The Programming Language Python commands an annual salary of:$114,383
The Programming Language Java commands an annual salary of:$101,013
The Programming Language R commands an annual salary of:$92,037
The Programming Language Javascript commands an annual salary of:$110,981
The Programming Language Swift commands an annual salary of:$130,801
The Programming Language C++ commands an annual salary of:$113,865
The Programming Language C# commands an annual salary of:$88,726
The Programming Language PHP commands an annual salary of:$84,727
The Programming Language SQL commands an annual salary of:$84,793
The Programming Language Go commands an annual salary of:$94,082


## save the scrapped data into a file named popular-languages.csv

Using Pandas

In [56]:
import pandas as pd
content = []
for row in table.find_all('tr'):
    cols = row.find_all('td')
    language_name = cols[1].getText()
    annual_average_salary = cols[3].getText()
    content.append([language_name, annual_average_salary])

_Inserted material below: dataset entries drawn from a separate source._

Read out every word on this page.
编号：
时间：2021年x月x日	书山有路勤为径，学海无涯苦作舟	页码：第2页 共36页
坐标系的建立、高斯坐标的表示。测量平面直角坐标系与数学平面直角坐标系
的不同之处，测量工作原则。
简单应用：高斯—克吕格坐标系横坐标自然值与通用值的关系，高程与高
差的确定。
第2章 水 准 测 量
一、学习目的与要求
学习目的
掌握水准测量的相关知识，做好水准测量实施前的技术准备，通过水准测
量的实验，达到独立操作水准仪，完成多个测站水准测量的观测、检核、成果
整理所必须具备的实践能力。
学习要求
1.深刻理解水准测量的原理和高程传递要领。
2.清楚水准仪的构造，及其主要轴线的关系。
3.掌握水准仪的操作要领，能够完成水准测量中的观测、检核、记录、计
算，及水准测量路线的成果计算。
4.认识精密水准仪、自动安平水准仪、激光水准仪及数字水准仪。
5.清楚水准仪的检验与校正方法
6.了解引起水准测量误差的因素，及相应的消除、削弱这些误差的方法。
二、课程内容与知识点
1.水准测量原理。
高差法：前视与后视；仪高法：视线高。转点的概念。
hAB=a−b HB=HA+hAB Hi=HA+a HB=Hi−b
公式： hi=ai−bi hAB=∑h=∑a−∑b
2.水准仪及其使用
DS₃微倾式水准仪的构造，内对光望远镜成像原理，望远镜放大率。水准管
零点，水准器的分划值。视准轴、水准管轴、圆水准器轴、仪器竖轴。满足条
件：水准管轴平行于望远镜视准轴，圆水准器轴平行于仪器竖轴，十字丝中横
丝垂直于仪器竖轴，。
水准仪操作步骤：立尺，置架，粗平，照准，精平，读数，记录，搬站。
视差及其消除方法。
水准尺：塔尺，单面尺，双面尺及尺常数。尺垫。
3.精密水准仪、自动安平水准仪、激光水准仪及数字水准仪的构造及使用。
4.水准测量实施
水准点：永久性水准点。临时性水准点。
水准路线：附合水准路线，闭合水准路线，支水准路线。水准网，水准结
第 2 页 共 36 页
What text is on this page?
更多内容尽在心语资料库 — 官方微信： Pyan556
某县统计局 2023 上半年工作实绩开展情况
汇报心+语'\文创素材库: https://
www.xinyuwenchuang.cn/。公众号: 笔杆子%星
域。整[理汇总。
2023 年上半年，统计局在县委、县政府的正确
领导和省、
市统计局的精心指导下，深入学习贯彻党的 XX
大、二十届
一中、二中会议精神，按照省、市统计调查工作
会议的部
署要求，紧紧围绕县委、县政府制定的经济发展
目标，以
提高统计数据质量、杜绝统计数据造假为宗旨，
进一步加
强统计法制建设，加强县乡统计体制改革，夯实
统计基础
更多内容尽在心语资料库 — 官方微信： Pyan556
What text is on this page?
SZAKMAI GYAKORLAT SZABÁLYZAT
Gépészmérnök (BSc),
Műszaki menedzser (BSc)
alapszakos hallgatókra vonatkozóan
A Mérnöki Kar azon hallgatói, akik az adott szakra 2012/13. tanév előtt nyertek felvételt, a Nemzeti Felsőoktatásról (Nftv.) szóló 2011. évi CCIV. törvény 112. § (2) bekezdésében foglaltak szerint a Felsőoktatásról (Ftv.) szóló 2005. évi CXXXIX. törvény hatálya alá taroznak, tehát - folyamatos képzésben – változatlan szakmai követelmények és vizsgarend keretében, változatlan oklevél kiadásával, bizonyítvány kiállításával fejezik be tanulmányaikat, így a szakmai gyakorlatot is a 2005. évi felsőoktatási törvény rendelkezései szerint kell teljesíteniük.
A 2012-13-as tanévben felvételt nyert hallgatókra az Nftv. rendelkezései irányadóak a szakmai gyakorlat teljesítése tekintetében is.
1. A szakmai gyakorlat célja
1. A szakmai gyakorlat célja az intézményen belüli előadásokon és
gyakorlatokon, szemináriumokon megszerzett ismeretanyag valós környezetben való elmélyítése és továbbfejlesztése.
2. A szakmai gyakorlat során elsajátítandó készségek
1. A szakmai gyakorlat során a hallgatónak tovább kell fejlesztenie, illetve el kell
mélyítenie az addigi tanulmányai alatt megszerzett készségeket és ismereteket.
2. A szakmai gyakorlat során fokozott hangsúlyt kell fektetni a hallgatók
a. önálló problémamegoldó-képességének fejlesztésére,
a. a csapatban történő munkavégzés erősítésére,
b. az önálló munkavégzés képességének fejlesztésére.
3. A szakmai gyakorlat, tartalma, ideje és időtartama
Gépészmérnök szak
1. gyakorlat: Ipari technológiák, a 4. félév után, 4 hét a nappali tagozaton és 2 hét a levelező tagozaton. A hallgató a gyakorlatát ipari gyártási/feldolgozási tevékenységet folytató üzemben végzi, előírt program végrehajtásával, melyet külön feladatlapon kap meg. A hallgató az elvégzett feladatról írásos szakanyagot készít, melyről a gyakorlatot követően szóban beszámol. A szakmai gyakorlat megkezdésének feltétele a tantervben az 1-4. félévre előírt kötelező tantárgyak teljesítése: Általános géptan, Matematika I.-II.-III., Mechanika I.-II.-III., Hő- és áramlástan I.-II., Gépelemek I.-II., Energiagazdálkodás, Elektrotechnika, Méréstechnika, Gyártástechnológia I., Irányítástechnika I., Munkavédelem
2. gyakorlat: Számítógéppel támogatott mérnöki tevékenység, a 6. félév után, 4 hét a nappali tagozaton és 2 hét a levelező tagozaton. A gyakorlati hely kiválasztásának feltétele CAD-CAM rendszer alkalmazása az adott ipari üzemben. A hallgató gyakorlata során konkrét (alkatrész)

df = pd.DataFrame(content) #if there are no columns, pass columns=['Language Name', 'Annual Average Salary'] as a parameter
df.to_csv('popular-languages.csv', index = False)

print("Data has been saved to 'popular-languages.csv'.")

Data has been saved to 'popular-languages.csv'.


ALternatively

In [59]:
import csv

with open('popular-language1.csv', 'w', newline='') as csvfile:
    #create a csv write object
    csv_writer = csv.writer(csvfile)
    
    #write the header row
    csv_writer.writerow(['Language Name', 'Annual Average Salary'])
    
    #Find the table in the HTML
    table = soup.find('table')
    
    for row in table.find_all('tr'):
        cols = row.find_all('td')
        language_name = cols[1].getText()
        annual_average_salary = cols[3].getText()
    
        csv_writer.writerow([language_name, annual_average_salary])
        
print("Data has been saved to 'popular-languages1.csv'.")

Data has been saved to 'popular-languages1.csv'.